Oakes and Vidich then spend further pages circling around a second question—the extent to which Mills wrote up Character and Social Structure from Gerth’s lecture notes (and therefore did not deserve to be credited as co-author). It never occurs to them to say anything about the contents of the book itself, which they simply refer to as a ‘classic’. Actually, of course, as a glance at it shows, Character and Social Structure is no way a major or innovative work: it is a fairly uninteresting textbook of social psychology. How exactly it was composed hardly matters, in any wider intellectual sense.

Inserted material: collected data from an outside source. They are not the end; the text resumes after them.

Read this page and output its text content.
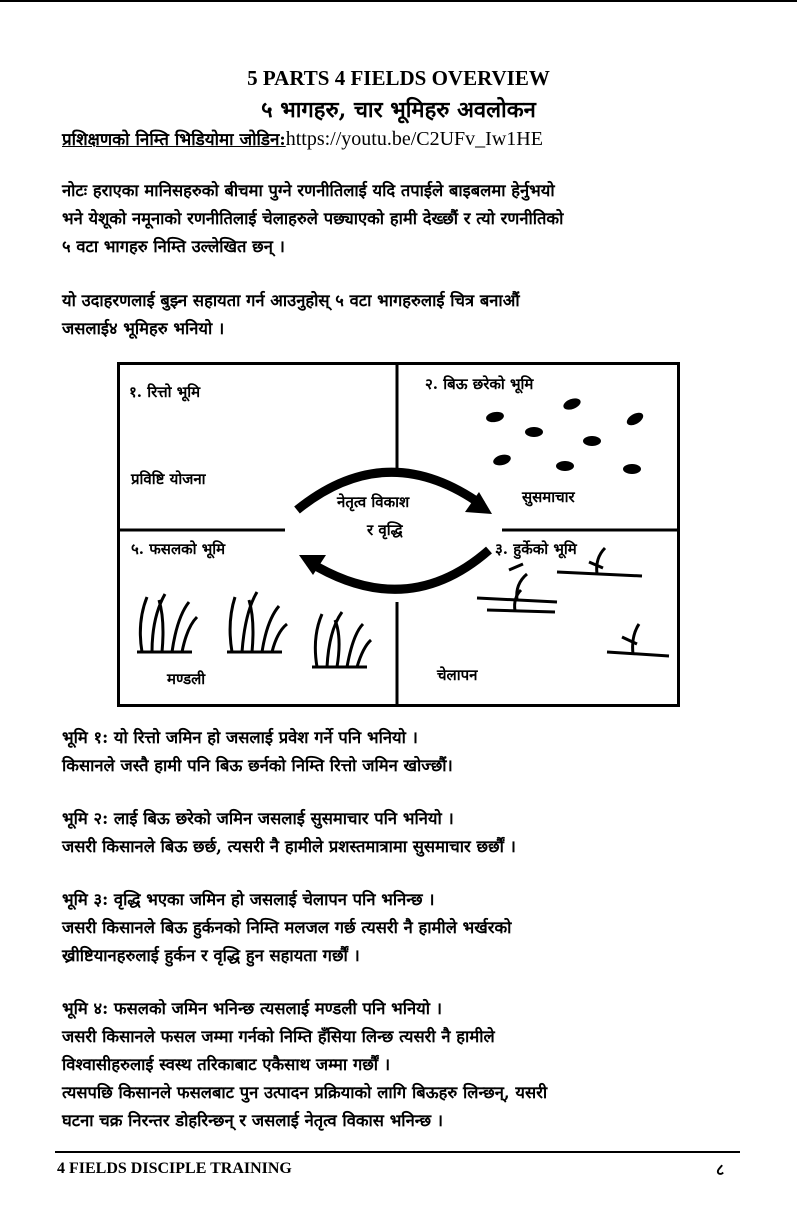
5 PARTS 4 FIELDS OVERVIEW
५ भागहरु, चार भूमिहरु अवलोकन
प्रशिक्षणको निम्ति भिडियोमा जोडिन:https://youtu.be/C2UFv_Iw1HE
नोटः हराएका मानिसहरुको बीचमा पुग्ने रणनीतिलाई यदि तपाईले बाइबलमा हेर्नुभयो
भने येशूको नमूनाको रणनीतिलाई चेलाहरुले पछ्याएको हामी देख्छौं र त्यो रणनीतिको
५ वटा भागहरु निम्ति उल्लेखित छन् ।
यो उदाहरणलाई बुझ्न सहायता गर्न आउनुहोस् ५ वटा भागहरुलाई चित्र बनाऔं
जसलाई४ भूमिहरु भनियो ।
१. रित्तो भूमि
प्रविष्टि योजना
२. बिऊ छरेको भूमि
सुसमाचार
३. हुर्केको भूमि
चेलापन
५. फसलको भूमि
मण्डली
नेतृत्व विकाश
र वृद्धि
भूमि १: यो रित्तो जमिन हो जसलाई प्रवेश गर्ने पनि भनियो ।
किसानले जस्तै हामी पनि बिऊ छर्नको निम्ति रित्तो जमिन खोज्छौं।
भूमि २: लाई बिऊ छरेको जमिन जसलाई सुसमाचार पनि भनियो ।
जसरी किसानले बिऊ छर्छ, त्यसरी नै हामीले प्रशस्तमात्रामा सुसमाचार छर्छौं ।
भूमि ३: वृद्धि भएका जमिन हो जसलाई चेलापन पनि भनिन्छ ।
जसरी किसानले बिऊ हुर्कनको निम्ति मलजल गर्छ त्यसरी नै हामीले भर्खरको
ख्रीष्टियानहरुलाई हुर्कन र वृद्धि हुन सहायता गर्छौं ।
भूमि ४: फसलको जमिन भनिन्छ त्यसलाई मण्डली पनि भनियो ।
जसरी किसानले फसल जम्मा गर्नको निम्ति हँसिया लिन्छ त्यसरी नै हामीले
विश्वासीहरुलाई स्वस्थ तरिकाबाट एकैसाथ जम्मा गर्छौं ।
त्यसपछि किसानले फसलबाट पुन उत्पादन प्रक्रियाको लागि बिऊहरु लिन्छन्, यसरी
घटना चक्र निरन्तर डोहरिन्छन् र जसलाई नेतृत्व विकास भनिन्छ ।
4 FIELDS DISCIPLE TRAINING	८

From Max Weber, on the other hand, has always been a strong collection with a powerful introduction, a volume indispensable to generations of students. Here too Oakes and Vidich are determined to find malfeasance. But in this case the tensions between Gerth and Mills are no mystery. Mills originally proposed the project and found a publisher for it. Gerth was the primary selector and translator of texts from the German, and Mills polished them into more fluent English, while the two men worked together on the introduction, finalized by Mills. From the outset Gerth, whose knowledge of the originals was the condition of the enterprise, wanted to be clearly identified as the senior partner in it, repeatedly clashing with Mills over the wording of the contributions to the collection. Mills, while readily agreeing to Gerth’s priority, did not want to be reduced to the rank of an assistant. He was naturally anxious for credit too. When arguments between them grew sharp, Mills regularly offered to resign from the project, letting Gerth complete the volume on his own. But though often insecure and cantankerous, Gerth never wanted this—he needed Mills, however much at times he might regret it.